Осиротевших детей решили взять две подруги, ранее помогавшие умирающей актрисе. Мальчика Эдгара согласилась приютить бездетная Фрэнсис Киллинг Аллан, а совсем еще малышку, девочку Розали, — Джейн Скотт Маккензи. Старший сын супругов По — Уильям Генри — остался на попечении дедушки и бабушки в Балтиморе.
Муж миссис Фрэнсис Аллан, мистер Джон Аллан, вначале без всякого энтузиазма отнесся к решению жены. Причина такого жестокосердия была не совсем благовидной — дело в том, что у мистера Аллана уже было двое незаконнорожденных детей от двух женщин, и он старательно скрывал этот факт от супруги. Однако постепенно сердце Джона Аллана смягчилась, потому что все, кто знал Эдгара По маленьким ребенком, уверяли, что он был очаровательным и обаятельным малышом.
Возможно, на усыновителя повялило и жуткое событие, произошедшее в Ричмонде всего через две недели после кончины Элизабет По. 26 декабря 1811 года, прямо во время представления, загорелся местный театр. Погибло более семидесяти человек. Сердобольные ричмондцы помогали деньгами пострадавшим, брали в свои семьи детей, оставшихся без родителей. На таком фоне мистеру Аллану не хотелось выглядеть совсем уж бессердечным чурбаном, и он разрешил жене взять сиротку в дом. (Кстати, именно из-за этого совпадения дат и родилась легенда, по сей день иногда всплывающая в Сети, — будто родители Эдгара По погибли во время знаменитого пожара Ричмондского театра.)
Так у маленького Эдгара началась совсем иная жизнь. Одним из первых ее моментов стало крещение — 11 декабря 1811 года его окрестили, дав полное имя Эдгар Аллан По, в честь приютившего сироту Джона Аллана.
И если отчим вначале отнесся к приемышу прохладно, то приемная мать и ее бездетная сестра Энн Валентайн, которую Эдгар позже будет звать «тетя Нэнси», души не чаяли в маленьком сироте.
Эдгар рос маленьким вундеркиндом, которым гордилась Фрэнсис Аллан. Многие вспоминали, что во время семейных обедов в доме Алланов усыновленный сирота по просьбе присутствующих вставал на стол и прочитывал какое-нибудь стихотворение или исполнял песню. Его вознаграждали аплодисментами, а порой давали выпить и стакан сладкого вина, разбавленного водой. (Последнее, учитывая семейную предрасположенность По к алкоголизму, было явно лишним. Впрочем, пока никаких признаков будущего ужасного заболевания у мальчика не проявлялось. Ребенок рос послушным и внимательным, лишь изредка позволяя себе небольшие шалости.)
Отчим Джон Аллан, которого обычно принято изображать «злым гением» Эдгара По, чуть ли не сломавшим ему жизнь, был вовсе не таким злодеем, как его традиционно описывают биографы поэта. Он даже по-своему любил премного сына, хотя так и не сделал его официальным наследником. Видимо, на это повлиял личный опыт самого Джона Аллана, приехавшего в Соединенные Штаты из Шотландии в 1795 году.
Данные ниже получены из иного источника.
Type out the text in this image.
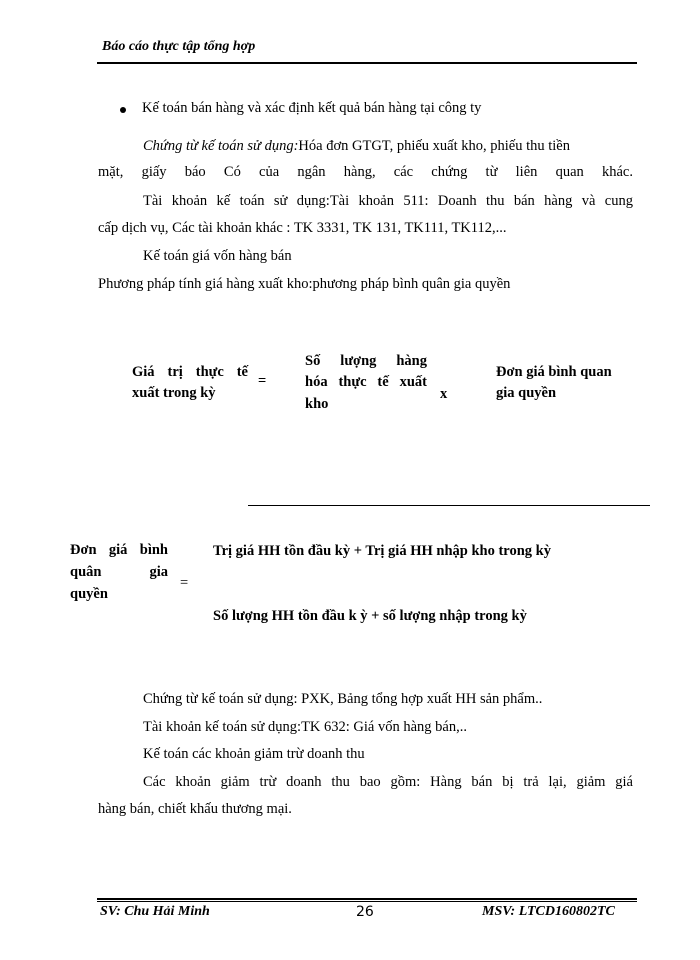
Báo cáo thực tập tổng hợp
Kế toán bán hàng và xác định kết quả bán hàng tại công ty
Chứng từ kế toán sử dụng:Hóa đơn GTGT, phiếu xuất kho, phiếu thu tiền
mặt, giấy báo Có của ngân hàng, các chứng từ liên quan khác.
Tài khoản kế toán sử dụng:Tài khoản 511: Doanh thu bán hàng và cung
cấp dịch vụ, Các tài khoản khác : TK 3331, TK 131, TK111, TK112,...
Kế toán giá vốn hàng bán
Phương pháp tính giá hàng xuất kho:phương pháp bình quân gia quyền
Giá trị thực tế
xuất trong kỳ
=
Số lượng hàng
hóa thực tế xuất
kho
x
Đơn giá bình quan
gia quyền
Đơn giá bình
quân gia
quyền
=
Trị giá HH tồn đầu kỳ + Trị giá HH nhập kho trong kỳ
Số lượng HH tồn đầu k ỳ + số lượng nhập trong kỳ
Chứng từ kế toán sử dụng: PXK, Bảng tổng hợp xuất HH sản phẩm..
Tài khoản kế toán sử dụng:TK 632: Giá vốn hàng bán,..
Kế toán các khoản giảm trừ doanh thu
Các khoản giảm trừ doanh thu bao gồm: Hàng bán bị trả lại, giảm giá
hàng bán, chiết khấu thương mại.
SV: Chu Hải Minh	26	MSV: LTCD160802TC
Прижимистый и практичный, как и большинство шотландцев, он долгое время был вынужден во всем подчиняться богатому дядюшке — торговцу Уильяму Гэльту. Даже когда Аллан и его приятель Чарльз Эллис вроде бы основали собственную торговую фирму «Эллис и Аллан: оптовая и розничная торговля», они в реальности продолжали зависеть от поддержки Гэльта. Привыкший к строгой дисциплине и подчинению Джон Аллан явно ждал того же и от своего приемного сына, считая, что тот должен демонстрировать беспрекословное послушание более старшим, влиятельным и богатым.
И пока маленький Эдгар Аллан По не слишком разочаровывал своего приемного отца. Редкие наказания (в том числе и порку) он переносил безропотно. Однажды малыш Эдгар, набедокурив, сам принес связку прутьев Джону Аллану, чтобы тот покарал его. Растрогавшийся отчим тут же сменил гнев на милость и простил усыновленного мальчика. К сожалению, впоследствии подобные ситуации будут повторяться всё чаще и чаще, да только раскаяние По будет выглядеть всё более искусственным, а гнев Джона Аллана — всё более яростным и продолжительным.
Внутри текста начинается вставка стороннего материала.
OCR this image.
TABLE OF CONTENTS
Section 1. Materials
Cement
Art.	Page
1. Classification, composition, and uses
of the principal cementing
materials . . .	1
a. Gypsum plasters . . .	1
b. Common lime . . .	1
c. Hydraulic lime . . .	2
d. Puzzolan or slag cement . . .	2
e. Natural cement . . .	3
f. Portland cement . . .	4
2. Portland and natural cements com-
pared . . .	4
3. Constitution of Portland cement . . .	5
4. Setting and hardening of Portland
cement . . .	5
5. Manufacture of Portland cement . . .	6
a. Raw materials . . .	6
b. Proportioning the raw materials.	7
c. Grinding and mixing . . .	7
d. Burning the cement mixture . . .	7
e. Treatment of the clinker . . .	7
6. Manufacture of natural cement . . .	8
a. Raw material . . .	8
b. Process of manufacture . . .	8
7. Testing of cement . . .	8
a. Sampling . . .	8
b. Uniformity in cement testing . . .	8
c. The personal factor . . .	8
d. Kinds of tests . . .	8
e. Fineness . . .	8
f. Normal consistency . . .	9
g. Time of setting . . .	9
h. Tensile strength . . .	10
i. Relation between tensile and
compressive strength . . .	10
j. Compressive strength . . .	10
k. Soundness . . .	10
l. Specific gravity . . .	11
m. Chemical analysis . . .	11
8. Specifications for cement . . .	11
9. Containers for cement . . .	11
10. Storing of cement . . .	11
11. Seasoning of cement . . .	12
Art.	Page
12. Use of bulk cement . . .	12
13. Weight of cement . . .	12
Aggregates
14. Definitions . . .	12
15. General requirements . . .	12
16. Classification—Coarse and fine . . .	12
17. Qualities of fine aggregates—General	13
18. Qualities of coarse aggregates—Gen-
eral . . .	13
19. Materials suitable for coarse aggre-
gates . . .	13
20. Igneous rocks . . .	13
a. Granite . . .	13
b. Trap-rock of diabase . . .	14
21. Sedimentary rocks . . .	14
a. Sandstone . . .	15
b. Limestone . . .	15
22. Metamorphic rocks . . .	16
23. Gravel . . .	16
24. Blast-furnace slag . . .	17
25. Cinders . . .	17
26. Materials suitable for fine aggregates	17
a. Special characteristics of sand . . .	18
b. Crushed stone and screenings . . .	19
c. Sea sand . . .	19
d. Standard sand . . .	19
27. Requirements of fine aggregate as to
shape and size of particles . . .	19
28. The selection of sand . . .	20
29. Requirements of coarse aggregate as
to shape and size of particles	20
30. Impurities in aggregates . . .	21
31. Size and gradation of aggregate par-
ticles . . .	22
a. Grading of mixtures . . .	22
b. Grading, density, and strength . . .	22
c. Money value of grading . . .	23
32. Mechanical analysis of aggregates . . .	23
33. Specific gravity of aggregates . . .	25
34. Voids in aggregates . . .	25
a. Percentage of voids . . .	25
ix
И еще все обращали внимание, что малыш По с самых малых лет отличался сверхразвитым воображением и огромным интересом к чудесному и таинственному. Алланы не отличались богатством и владели всего тремя рабами. Одной из них была нянька-негритянка, часто рассказывавшая маленькому воспитаннику негритянские сказки и легенды.
Дом Джона Алана
А малыш их жадно впитывал, как пустынная почва — живительную воду…
Результат оказался не слишком удачным: однажды, когда Эдгар вместе с родственником его матери — мистером Эдвардом Валентайном — проезжал мимо заброшенного кладбища, то мальчик в ужасе закричал: «Они догонят нас и утянут меня в могилу!» Негритянские байки сыграли свою роль. Интересно, наказали ли няньку хозяева за ее «страшные рассказки»?
С начала марта 1815 года маленький Эдгар начал учиться в частной школе Уильяма Юинга, радуя приемную мать успехами. Вскоре шестилетний мальчик столкнулся с ситуацией, которая будет с отвратительным постоянством повторяться в течение всей его жизни, — он влюбился в соседскую девочку Кэтрин Элизабет Пуатьо, но обстоятельства привели к разрыву недолгого детского романа. Эдгар Аллан По был вынужден покинуть Ричмонд и вместе с приемными родителями отправиться на другой берег Атлантического океана.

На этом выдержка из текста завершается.